Nein, es ist eine Offenbarung. Denn beide Staatsoberhäupter und ihre Regierungen sind sich seelenverwandt darin, dass sie zwar gerne vom Klimaschutz als einem ihrer hehrsten Ziele sprechen. Doch konkret – wie auch in diesem Vertrag – wird es nur bei militärischer Verteidigung, polizeilicher Zusammenarbeit, bei der machtpolitischen Absicht zur Erarbeitung immer einheitlicher Positionen in der Europapolitik sowie bei einer Verpflichtung zur Vertiefung der Wirtschafts- und Währungsunion. Sogar die Zweisprachigkeit in den Grenzgebieten beider Länder, ein Bürgerfonds für kulturelle Partnerschaften und die gegenseitige Anerkennung von Schulabschlüssen stehen noch als konkrete Vereinbarungen fest. Immerhin darf das Kulturelle als ein Anliegen Macrons gelten. Noch 2017, frisch im Amt, sagte er auf der Frankfurter Buchmesse, durch Sprache, Übersetzungen und die Bücher sei der Dialog zwischen den beiden Ländern auch in Krisenzeiten ihrer nachbarschaftlichen Beziehung nie abgerissen. Als Erklärung verwies er indirekt auf die Kultur: In einem Europa, das nicht nur aus Demokratie, Marktwirtschaft und sozialer Gerechtigkeit bestehe, gelte: "Ohne Kultur kein Europa!"

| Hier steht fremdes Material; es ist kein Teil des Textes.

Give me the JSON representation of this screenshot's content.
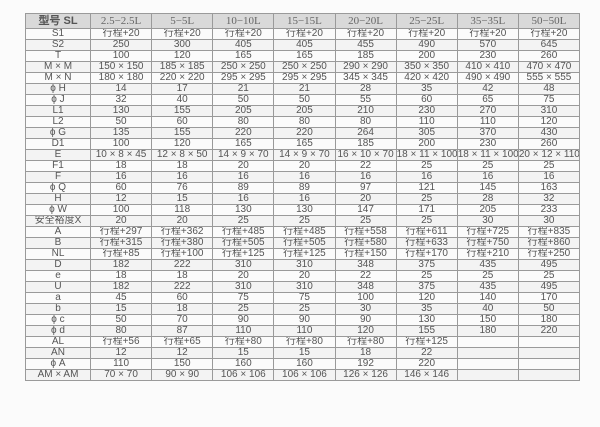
{
  "table": {
    "headers": [
      "型号 SL",
      "2.5−2.5L",
      "5−5L",
      "10−10L",
      "15−15L",
      "20−20L",
      "25−25L",
      "35−35L",
      "50−50L"
    ],
    "rows": [
      [
        "S1",
        "行程+20",
        "行程+20",
        "行程+20",
        "行程+20",
        "行程+20",
        "行程+20",
        "行程+20",
        "行程+20"
      ],
      [
        "S2",
        "250",
        "300",
        "405",
        "405",
        "455",
        "490",
        "570",
        "645"
      ],
      [
        "T",
        "100",
        "120",
        "165",
        "165",
        "185",
        "200",
        "230",
        "260"
      ],
      [
        "M × M",
        "150 × 150",
        "185 × 185",
        "250 × 250",
        "250 × 250",
        "290 × 290",
        "350 × 350",
        "410 × 410",
        "470 × 470"
      ],
      [
        "M × N",
        "180 × 180",
        "220 × 220",
        "295 × 295",
        "295 × 295",
        "345 × 345",
        "420 × 420",
        "490 × 490",
        "555 × 555"
      ],
      [
        "ϕ H",
        "14",
        "17",
        "21",
        "21",
        "28",
        "35",
        "42",
        "48"
      ],
      [
        "ϕ J",
        "32",
        "40",
        "50",
        "50",
        "55",
        "60",
        "65",
        "75"
      ],
      [
        "L1",
        "130",
        "155",
        "205",
        "205",
        "210",
        "230",
        "270",
        "310"
      ],
      [
        "L2",
        "50",
        "60",
        "80",
        "80",
        "80",
        "110",
        "110",
        "120"
      ],
      [
        "ϕ G",
        "135",
        "155",
        "220",
        "220",
        "264",
        "305",
        "370",
        "430"
      ],
      [
        "D1",
        "100",
        "120",
        "165",
        "165",
        "185",
        "200",
        "230",
        "260"
      ],
      [
        "E",
        "10 × 8 × 45",
        "12 × 8 × 50",
        "14 × 9 × 70",
        "14 × 9 × 70",
        "16 × 10 × 70",
        "18 × 11 × 100",
        "18 × 11 × 100",
        "20 × 12 × 110"
      ],
      [
        "F1",
        "18",
        "18",
        "20",
        "20",
        "22",
        "25",
        "25",
        "25"
      ],
      [
        "F",
        "16",
        "16",
        "16",
        "16",
        "16",
        "16",
        "16",
        "16"
      ],
      [
        "ϕ Q",
        "60",
        "76",
        "89",
        "89",
        "97",
        "121",
        "145",
        "163"
      ],
      [
        "H",
        "12",
        "15",
        "16",
        "16",
        "20",
        "25",
        "28",
        "32"
      ],
      [
        "ϕ W",
        "100",
        "118",
        "130",
        "130",
        "147",
        "171",
        "205",
        "233"
      ],
      [
        "安全裕度X",
        "20",
        "20",
        "25",
        "25",
        "25",
        "25",
        "30",
        "30"
      ],
      [
        "A",
        "行程+297",
        "行程+362",
        "行程+485",
        "行程+485",
        "行程+558",
        "行程+611",
        "行程+725",
        "行程+835"
      ],
      [
        "B",
        "行程+315",
        "行程+380",
        "行程+505",
        "行程+505",
        "行程+580",
        "行程+633",
        "行程+750",
        "行程+860"
      ],
      [
        "NL",
        "行程+85",
        "行程+100",
        "行程+125",
        "行程+125",
        "行程+150",
        "行程+170",
        "行程+210",
        "行程+250"
      ],
      [
        "D",
        "182",
        "222",
        "310",
        "310",
        "348",
        "375",
        "435",
        "495"
      ],
      [
        "e",
        "18",
        "18",
        "20",
        "20",
        "22",
        "25",
        "25",
        "25"
      ],
      [
        "U",
        "182",
        "222",
        "310",
        "310",
        "348",
        "375",
        "435",
        "495"
      ],
      [
        "a",
        "45",
        "60",
        "75",
        "75",
        "100",
        "120",
        "140",
        "170"
      ],
      [
        "b",
        "15",
        "18",
        "25",
        "25",
        "30",
        "35",
        "40",
        "50"
      ],
      [
        "ϕ c",
        "50",
        "70",
        "90",
        "90",
        "90",
        "130",
        "150",
        "180"
      ],
      [
        "ϕ d",
        "80",
        "87",
        "110",
        "110",
        "120",
        "155",
        "180",
        "220"
      ],
      [
        "AL",
        "行程+56",
        "行程+65",
        "行程+80",
        "行程+80",
        "行程+80",
        "行程+125",
        "",
        ""
      ],
      [
        "AN",
        "12",
        "12",
        "15",
        "15",
        "18",
        "22",
        "",
        ""
      ],
      [
        "ϕ A",
        "110",
        "150",
        "160",
        "160",
        "192",
        "220",
        "",
        ""
      ],
      [
        "AM × AM",
        "70 × 70",
        "90 × 90",
        "106 × 106",
        "106 × 106",
        "126 × 126",
        "146 × 146",
        "",
        ""
      ]
    ]
  }
}
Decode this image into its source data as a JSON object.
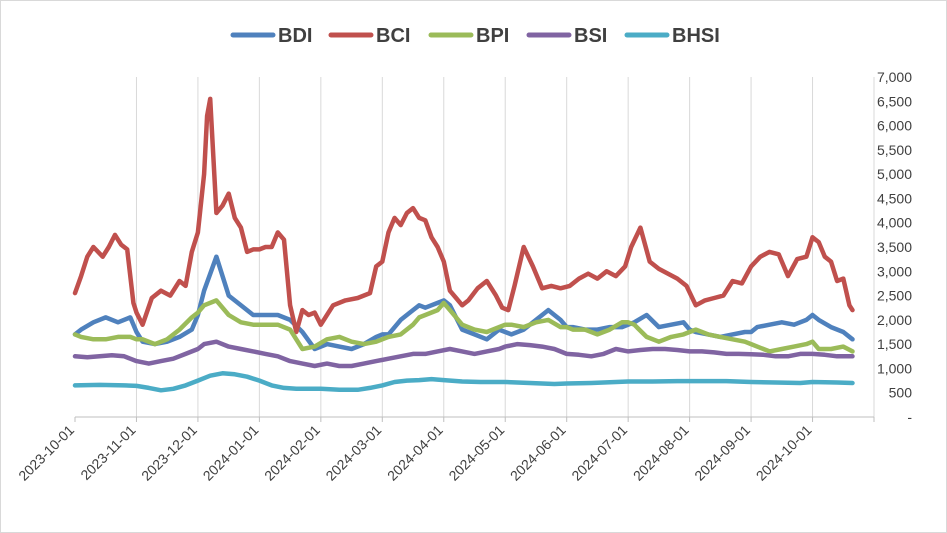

Die Offenbarung lautet aber: Militarisierung, polizeistaatliche Aufrüstung, die Beibehaltung des bisherigen wirtschafts- und finanzpolitischen Kurses mit wenig sozialpolitischen Haltelinien und etwas kulturelle Nachbarschaftspflege werden zum Kontinuum der deutsch-französischen Partnerschaft. Klimaschutz und Energiewende können da noch vorkommen, wo sie die anderen Ziele nicht stören.

Das ist aber dann wirklich enttäuschend: Beide Länder gehören zu den letzten verbliebenen Ländern in Europa, in denen starke Erneuerbare-Energien-Branchen gedeihen können – und die starke Märkte für die Energiewende mit vielen technisch spannenden Optionen für Sektorkopplungskonzepte oder beispielsweise neue Offshore-Windkraftkonzepte sind. Die historische Chance, die darin für die Entwicklung beider Länder steckt, ist der Politik hüben wie drüben offenbar nicht so wichtig. Oder sie traut sich nicht, sie wirklich wahrzunehmen – was auf dasselbe rauskommt: die jetzige Energiewende mit angezogener Handbremse wird fortgesetzt werden.